I cant pretend that I havent seen the original Korean version of OLD BOY, the one that blew away an international audience and earned cult status. Yet, even knowing the twist, nicely rearranged for this remake by screenwriter Mark Protosevich, is not enough reason to dismiss this flick. Despite Josh Brolins committed performance as a drunkard turned avenger, despite a visual playfulness by director Spike Lee, there is the whiff of staleness to this effort that prevents it from being the visceral blend of horror, action, and black humor that Park Chan-Wook made of turning the original manga into a film.
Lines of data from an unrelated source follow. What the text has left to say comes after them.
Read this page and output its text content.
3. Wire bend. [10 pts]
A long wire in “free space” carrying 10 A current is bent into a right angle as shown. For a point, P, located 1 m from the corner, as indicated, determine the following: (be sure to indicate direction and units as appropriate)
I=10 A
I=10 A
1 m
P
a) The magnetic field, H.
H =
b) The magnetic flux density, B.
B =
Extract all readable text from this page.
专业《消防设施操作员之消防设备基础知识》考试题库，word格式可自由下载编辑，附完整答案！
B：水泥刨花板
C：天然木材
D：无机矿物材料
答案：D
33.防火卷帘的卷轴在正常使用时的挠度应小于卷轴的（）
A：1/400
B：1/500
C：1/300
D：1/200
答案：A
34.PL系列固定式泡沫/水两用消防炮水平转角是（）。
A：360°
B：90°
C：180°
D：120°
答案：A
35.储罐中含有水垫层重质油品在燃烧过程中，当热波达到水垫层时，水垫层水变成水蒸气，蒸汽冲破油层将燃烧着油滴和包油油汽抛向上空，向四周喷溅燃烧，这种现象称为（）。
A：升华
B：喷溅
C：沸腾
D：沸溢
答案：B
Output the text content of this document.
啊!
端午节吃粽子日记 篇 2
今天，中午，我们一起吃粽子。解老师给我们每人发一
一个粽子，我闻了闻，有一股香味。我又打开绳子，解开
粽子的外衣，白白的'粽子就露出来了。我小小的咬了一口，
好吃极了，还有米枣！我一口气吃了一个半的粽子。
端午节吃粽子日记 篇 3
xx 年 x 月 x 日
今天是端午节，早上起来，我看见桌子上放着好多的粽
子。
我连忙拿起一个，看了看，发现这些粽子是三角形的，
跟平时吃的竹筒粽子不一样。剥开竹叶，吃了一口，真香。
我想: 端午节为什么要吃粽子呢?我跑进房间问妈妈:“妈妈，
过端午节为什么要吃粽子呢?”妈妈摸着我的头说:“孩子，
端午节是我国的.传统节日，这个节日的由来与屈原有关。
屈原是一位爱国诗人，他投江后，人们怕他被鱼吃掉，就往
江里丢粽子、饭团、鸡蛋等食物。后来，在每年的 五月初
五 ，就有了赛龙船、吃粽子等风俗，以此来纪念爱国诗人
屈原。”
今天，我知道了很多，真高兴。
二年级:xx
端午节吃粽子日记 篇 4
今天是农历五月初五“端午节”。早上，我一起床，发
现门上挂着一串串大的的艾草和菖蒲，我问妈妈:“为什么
A variation of The Count of Monte Cristo by Dumas, the film tells the tall tale of Joseph Doucett, imprisoned for 20 years by person or persons unknown, and framed while incarcerated for the death of his hated ex-wife. Little information from the outside world filters through to Joe on the widescreen television, except for the progress of his daughter, Mia, adopted by a loving couple and one her way to becoming a talented cellist. The prison is a mid-range motel room with a cross on the wall, a bible on the nightstand, a Wyeth on the wall that indicated day or night, with food, a monotonous series of Chinese dumplings and sadism delivered on a tray via a slot in the door. The tray always contains copious amounts of vodka. Truth be told, Joe was not much use to himself or anyone else on the outside, but now that he has time to reflect, he turns over a new leaf, pouring the booze down the drain, working out to the suggestive fitness programs on television, and plotting his escape, one scrape at a time.
On the outside, where he is delivered via a designer trunk, his plan for revenge gets some help from Marie (Elizabeth Olsen), and do-gooder with a thorough grounding in first aid, loads of empathy ,and enough trust in her fellow human to not call the police on Joe. It will all come in handy as Joe finds himself constantly embroiled in one violent situation after another, ranging from the slow torture of his former jailer (Samuel L. Jackson with a fetching poodle cut), to a send-up of classic chop-socky action sequences pitting Joe against a horde of oncoming assailants armed with everything from guns to 2x4s.
To its credit, little of the originals rawness has been softened with translation, but the over-the-top violence teeters uncertainly between gratuitous and funny when the balance should be between terrifying and fascinatingly grotesque. The existential question of personal responsibility is still there, starting with the dauntingly long list Joe makes of everyone who might want to get even with him. The longer Joe wanders through the labyrinth of oblique clues, and taunting by phone from Sharlto Copely in affected beard and soignee fingernails, the more the energy seeps away rather than builds.
There is no end of style to this production, and if the suspense were half as well executed, we would have a much better film. As it is, it lacks the same sense of outrage that the original had, and which makes it compelling viewing time after time.
OLDBOY is an interesting failure, but a failure nevertheless in the face of its inspiration.